When now() Is the Bug
Three issues landed on one branch — a timestamp bug, a missing SPI field, and a normaliser that couldn’t tell connectors apart. They looked independent. They shared a theme: places where the architecture had the right shape but the wrong data flowing through it.
QhorusCloudEventAdapter fired CloudEvents with OffsetDateTime.now() as the event time. The adapter ran in an @ObservesAsync handler on CDI’s managed executor — by the time it constructed the CloudEvent, the message had been persisted milliseconds to seconds earlier. Under load, the gap widens. Drools CEP uses CloudEvent.getTime() to advance its session clock, so the clock was advancing to “when the adapter happened to run” rather than “when the message was dispatched.”
The fix was obvious: carry the message’s persist timestamp through MessageReceivedEvent and use it in the adapter. But MessageReceivedEvent had no timestamp field. Adding Instant occurredAt to a record in the API module is a breaking change — every constructor call site across qhorus, claudony, and engine needs the new argument. That’s the point. The break forces every caller to acknowledge the timestamp exists.
The spec review caught something I’d missed: the reactive path constructs a synthetic Message object for observer dispatch — new Message() without @PrePersist. The createdAt field is null on that copy, which means the dispatcher’s fallback (message.createdAt != null ? message.createdAt : Instant.now()) silently relocates the bug to the reactive stack. One line fixes it: syntheticMsg.createdAt = ctx.occurredAt(). The DispatchContext already carries the persisted timestamp — it just wasn’t threaded through to the synthetic copy.
The second issue was simpler in shape but subtler in consequence.
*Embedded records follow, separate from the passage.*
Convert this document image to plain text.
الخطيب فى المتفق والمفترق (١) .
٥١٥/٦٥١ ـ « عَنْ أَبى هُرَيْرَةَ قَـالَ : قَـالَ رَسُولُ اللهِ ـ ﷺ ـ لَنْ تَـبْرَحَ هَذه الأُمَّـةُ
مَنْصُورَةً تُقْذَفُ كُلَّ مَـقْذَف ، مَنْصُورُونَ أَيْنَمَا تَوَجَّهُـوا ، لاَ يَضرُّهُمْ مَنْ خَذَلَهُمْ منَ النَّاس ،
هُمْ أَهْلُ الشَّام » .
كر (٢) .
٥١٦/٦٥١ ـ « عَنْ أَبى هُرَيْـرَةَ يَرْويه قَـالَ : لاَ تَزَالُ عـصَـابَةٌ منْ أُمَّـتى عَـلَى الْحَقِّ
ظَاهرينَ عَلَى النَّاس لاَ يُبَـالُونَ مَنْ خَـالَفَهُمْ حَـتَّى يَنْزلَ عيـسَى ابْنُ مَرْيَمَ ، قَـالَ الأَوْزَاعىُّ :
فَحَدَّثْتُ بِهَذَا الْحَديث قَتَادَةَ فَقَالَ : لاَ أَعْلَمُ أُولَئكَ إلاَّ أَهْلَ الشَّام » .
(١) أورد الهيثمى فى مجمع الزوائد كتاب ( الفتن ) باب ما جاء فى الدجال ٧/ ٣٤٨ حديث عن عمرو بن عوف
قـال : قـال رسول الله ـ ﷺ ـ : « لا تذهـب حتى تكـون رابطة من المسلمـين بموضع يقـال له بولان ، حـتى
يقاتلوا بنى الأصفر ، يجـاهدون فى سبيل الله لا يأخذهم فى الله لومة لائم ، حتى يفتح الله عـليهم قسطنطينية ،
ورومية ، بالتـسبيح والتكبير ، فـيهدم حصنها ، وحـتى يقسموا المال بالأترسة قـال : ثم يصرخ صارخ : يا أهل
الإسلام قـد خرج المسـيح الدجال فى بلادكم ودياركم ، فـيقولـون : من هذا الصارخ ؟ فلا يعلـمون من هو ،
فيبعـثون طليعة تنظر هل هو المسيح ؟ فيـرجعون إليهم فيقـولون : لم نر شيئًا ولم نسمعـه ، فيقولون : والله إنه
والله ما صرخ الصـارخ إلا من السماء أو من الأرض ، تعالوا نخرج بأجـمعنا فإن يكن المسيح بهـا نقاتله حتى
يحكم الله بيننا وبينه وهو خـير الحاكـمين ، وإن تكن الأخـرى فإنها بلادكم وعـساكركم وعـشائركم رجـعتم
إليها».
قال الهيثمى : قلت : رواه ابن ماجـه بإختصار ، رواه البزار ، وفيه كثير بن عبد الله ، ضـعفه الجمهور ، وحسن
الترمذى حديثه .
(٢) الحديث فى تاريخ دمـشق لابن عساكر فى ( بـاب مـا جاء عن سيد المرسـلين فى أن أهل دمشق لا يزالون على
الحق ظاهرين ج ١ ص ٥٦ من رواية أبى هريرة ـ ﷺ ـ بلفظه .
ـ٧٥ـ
LedgerWriteService.writeAttestation() extracted capabilityTag from the COMMAND content and set it on the LedgerAttestation entity — but only after calling attestationPolicy.attestationFor(). The policy never saw the tag. For the default StoredCommitmentAttestationPolicy this didn’t matter — it ignores context entirely. But devtown’s trust-gated policy needs capabilityTag to call TrustScoreSource.capabilityScore() instead of globalScore(). The fix adds capabilityTag as the fifth field on CommitmentContext and moves the extraction before the policy call. Single extraction, one source of truth — the attestation entity reads ctx.capabilityTag() instead of re-parsing the JSON.
While we were there, I killed the 2-arg attestationFor overload on CommitmentAttestationPolicy. Zero production callers — both ledger write services call the 3-arg form directly. Thirteen test callers, all using the 2-arg form to avoid constructing a CommitmentContext. Adding capabilityTag to the context record increases what that shim hides. The break forces every test to explicitly decide what context to pass — even if the answer is null.
The third issue was the most architecturally interesting. HumanParticipatingChannelBackend.normaliser() returns a single normaliser for the entire backend instance. Slack sidesteps this by being its own backend class with its own normaliser. But ConnectorChannelBackend handles email, SMS, WhatsApp, and webhook connectors through one CDI bean — and can only return one normaliser for all of them.
The gateway already captures the normaliser per-channel in its BackendEntry. The missing piece was channel context: normaliser() has no parameter, so the backend can’t return different normalisers for different channels. Renaming to normaliserFor(UUID channelId) is a one-parameter addition that unblocks per-connector dispatch. The connector-backend module gets a new ConnectorNormaliser SPI — CDI beans that declare their connector affinity via connectorId(), discovered at @PostConstruct with fail-fast duplicate detection following the ProjectionRegistry pattern.
One question worth naming: should normaliser selection key on connectorId (instance-specific: "email-inbound") or connectorType (transport-generic: "email")? The binding stores inboundConnectorId, and ConnectorKeyStrategy.SENDER_KEYED already keys on connector ID throughout the connector-backend module. Keying on ID means no mapping layer and consistency with existing patterns. When the InboundConnector SPI eventually gains a type() method, the mapping can switch.